Her Mad Existence: The Ultimate Collection Of Evita Perón Iconography
Seventy years after her death, displays in Buenos Aires, including a vast collection of pictures shown online, recall the life and times of "Evita" Perón, the Argentine first lady turned icon of popular culture.
BUENOS AIRES — Her death in 1952 at the age of 33 helped turn the Argentine first lady Eva Perón — known to millions as Evita — into one of the iconic faces of the 20th century, alongside other Argentines like the singer Carlos Gardel, the guerrilla leader Ernesto "Che" Guevara, and soccer stars Maradona and Messi.
Evita, née María Eva Duarte, became for many the defender of the poor — and to her detractors, the mother of Latin America's brazen populists — as she pushed for civil rights, gender equality and social programs for the poor in her time as first lady of Argentina in the mid-20th century.
To mark the 70th anniversary of her death (which fell on July 26), Juan Cantafio, possibly the biggest collector of magazine covers in Latin America, paid her tribute by organizing an online display of part of his vast collection of Evita pictures and press material, gathered over a 50-year period.
The many phases of a brief life
Cantafio, an arts director and design specialist, has come to possess more than 500,000 magazine covers from all periods.
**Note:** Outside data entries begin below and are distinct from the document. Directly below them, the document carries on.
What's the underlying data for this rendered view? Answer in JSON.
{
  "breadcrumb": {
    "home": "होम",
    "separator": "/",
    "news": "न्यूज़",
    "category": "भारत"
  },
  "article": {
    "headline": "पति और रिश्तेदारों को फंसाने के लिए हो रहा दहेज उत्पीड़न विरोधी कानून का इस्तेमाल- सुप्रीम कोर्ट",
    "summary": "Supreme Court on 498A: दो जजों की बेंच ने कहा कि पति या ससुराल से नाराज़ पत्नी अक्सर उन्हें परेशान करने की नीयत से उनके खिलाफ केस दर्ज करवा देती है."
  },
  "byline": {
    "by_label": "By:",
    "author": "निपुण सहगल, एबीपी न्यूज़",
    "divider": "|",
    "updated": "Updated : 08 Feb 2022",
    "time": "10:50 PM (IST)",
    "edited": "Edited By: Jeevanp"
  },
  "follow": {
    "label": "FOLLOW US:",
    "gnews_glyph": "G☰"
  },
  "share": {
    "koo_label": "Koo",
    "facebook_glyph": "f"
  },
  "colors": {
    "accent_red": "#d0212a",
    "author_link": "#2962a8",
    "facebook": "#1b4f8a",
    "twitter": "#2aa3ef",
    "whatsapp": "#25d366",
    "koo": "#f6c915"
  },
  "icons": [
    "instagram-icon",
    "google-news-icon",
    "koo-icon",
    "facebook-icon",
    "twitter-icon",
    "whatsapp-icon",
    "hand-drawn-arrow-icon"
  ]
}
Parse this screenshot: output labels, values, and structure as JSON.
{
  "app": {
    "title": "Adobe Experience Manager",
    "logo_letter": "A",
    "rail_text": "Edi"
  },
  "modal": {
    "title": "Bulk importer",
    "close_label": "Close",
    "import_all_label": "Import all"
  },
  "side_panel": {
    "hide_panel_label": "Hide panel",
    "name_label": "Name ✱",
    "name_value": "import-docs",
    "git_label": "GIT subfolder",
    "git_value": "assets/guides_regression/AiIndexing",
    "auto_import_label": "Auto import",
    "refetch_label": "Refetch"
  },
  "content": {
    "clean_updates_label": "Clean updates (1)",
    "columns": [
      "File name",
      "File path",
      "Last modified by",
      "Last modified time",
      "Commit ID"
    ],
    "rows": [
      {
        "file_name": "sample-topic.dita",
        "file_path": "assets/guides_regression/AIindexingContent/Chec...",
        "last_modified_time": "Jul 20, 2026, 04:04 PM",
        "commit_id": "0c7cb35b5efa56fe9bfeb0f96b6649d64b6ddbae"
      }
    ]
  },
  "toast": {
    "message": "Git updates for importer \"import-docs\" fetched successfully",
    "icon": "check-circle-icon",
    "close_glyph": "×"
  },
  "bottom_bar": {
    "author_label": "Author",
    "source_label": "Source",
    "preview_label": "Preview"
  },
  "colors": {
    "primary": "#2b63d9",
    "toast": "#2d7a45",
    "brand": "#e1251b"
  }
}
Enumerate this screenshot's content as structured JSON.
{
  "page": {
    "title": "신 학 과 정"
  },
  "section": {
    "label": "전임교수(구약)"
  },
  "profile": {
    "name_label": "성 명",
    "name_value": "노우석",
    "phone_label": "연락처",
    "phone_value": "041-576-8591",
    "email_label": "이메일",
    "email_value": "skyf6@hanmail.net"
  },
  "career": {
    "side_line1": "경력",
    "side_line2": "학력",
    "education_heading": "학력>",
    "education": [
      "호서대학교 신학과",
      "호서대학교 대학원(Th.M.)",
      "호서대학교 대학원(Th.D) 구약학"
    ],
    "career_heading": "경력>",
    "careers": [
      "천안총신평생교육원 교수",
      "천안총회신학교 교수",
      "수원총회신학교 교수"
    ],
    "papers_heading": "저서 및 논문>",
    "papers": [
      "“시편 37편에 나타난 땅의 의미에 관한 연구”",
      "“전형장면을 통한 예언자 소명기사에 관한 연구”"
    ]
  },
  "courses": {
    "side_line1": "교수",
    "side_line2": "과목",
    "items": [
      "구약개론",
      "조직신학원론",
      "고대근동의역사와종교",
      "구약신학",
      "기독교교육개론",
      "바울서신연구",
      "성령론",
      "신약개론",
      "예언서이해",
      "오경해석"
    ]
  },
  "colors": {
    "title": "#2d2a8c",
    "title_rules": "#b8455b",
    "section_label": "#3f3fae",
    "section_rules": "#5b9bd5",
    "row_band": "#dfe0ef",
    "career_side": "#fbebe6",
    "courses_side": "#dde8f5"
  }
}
He curated the popular FACES exhibition that displayed parts of his collection in the San Martín arts center in Buenos Aires earlier this year.
At home Cantafio has more than 10,000 objects relating to Evita, ranging from some 8,000 magazine covers from various periods to press cuttings, dolls, postcards, statuettes, books in several languages, engravings, records, CDs, tapes, films, original and digital photographs, and film and television posters featuring the many actresses that have played Evita.
'Immortal' is the appropriate word.
This unique compilation spans the various phases of Perón's life: from her beginnings in 1942 as a radio actress in Buenos Aires, to her later phase as a local film star, her social activities as wife of the president, General Juan Domingo Perón, the shattering impact of her death in 1952 and subsequent transformation into an Argentine legend.
The Cantafio Collection has enough material to fill an exhibition at a national museum. Parts of it can be seen on a commemorative website, Evita Inmortal Argentina.
Cantafio insists the collection should not be taken as a sign of his support for Peronism, the social-democratic current led by Evita and her husband, which has since had a preponderant influence on Argentine politics. The idea of an exhibition, he says, came as he was classifying his memorabilia before the pandemic and found he had "an impressive volume" of items on Evita.
Scores of people attended a rally on the 70th anniversary of the death of Eva Perón on July 26, 2022.
An immortal icon
He says 'immortal' is the appropriate word to use for Evita, as she is not only well-known but remain of interest, even today, 70 years after her death. Images of Evita are still "being reproduced, re-elaborated and redesigned," he says.
More than 100 women have played Evita's role, notably U.S. singers Madonna in the film based on the musical by English composer Andrew Lloyd Webber, and Donna Summer, who played her part in the musical in San Francisco.
Cantafio has pictures of the first actress to depict Evita, the Frenchwoman Andrée Debar (1920-1999). In 1953, she visited Argentina with her husband, the film producer Roger Duchot, to obtain the rights to the role. They were not given the rights but produced the first dramatized film on Evita, and a play in Paris the next year.
He says Debar "had great admiration and curiosity" for the contrasting aspects of Perón's life: her accelerated and conflictive life and delicate health, her Dior dresses, and the historical moments she lived, including meetings with the Pope or with Spain's General Franco in 1947.
The magazine covers are a record of her experiences. One shows her in shorts and a Boca shirt, kicking off a soccer match in the 1940s. Others show her as Evita Montonera, dressed as a leftist Montonero militant. The collection includes 1,000 digitized versions of pictures by Alfredo Mazzorotolo, an official photographer to the presidential couple.
Numerous commemorative events to mark the 70th anniversary of her death included an exhibition of paintings by Daniel Santoro at the Kirchner arts center, music and readings at the National Auditorium and a display of Evita's collection of Spanish folk dresses at the Museo Larreta.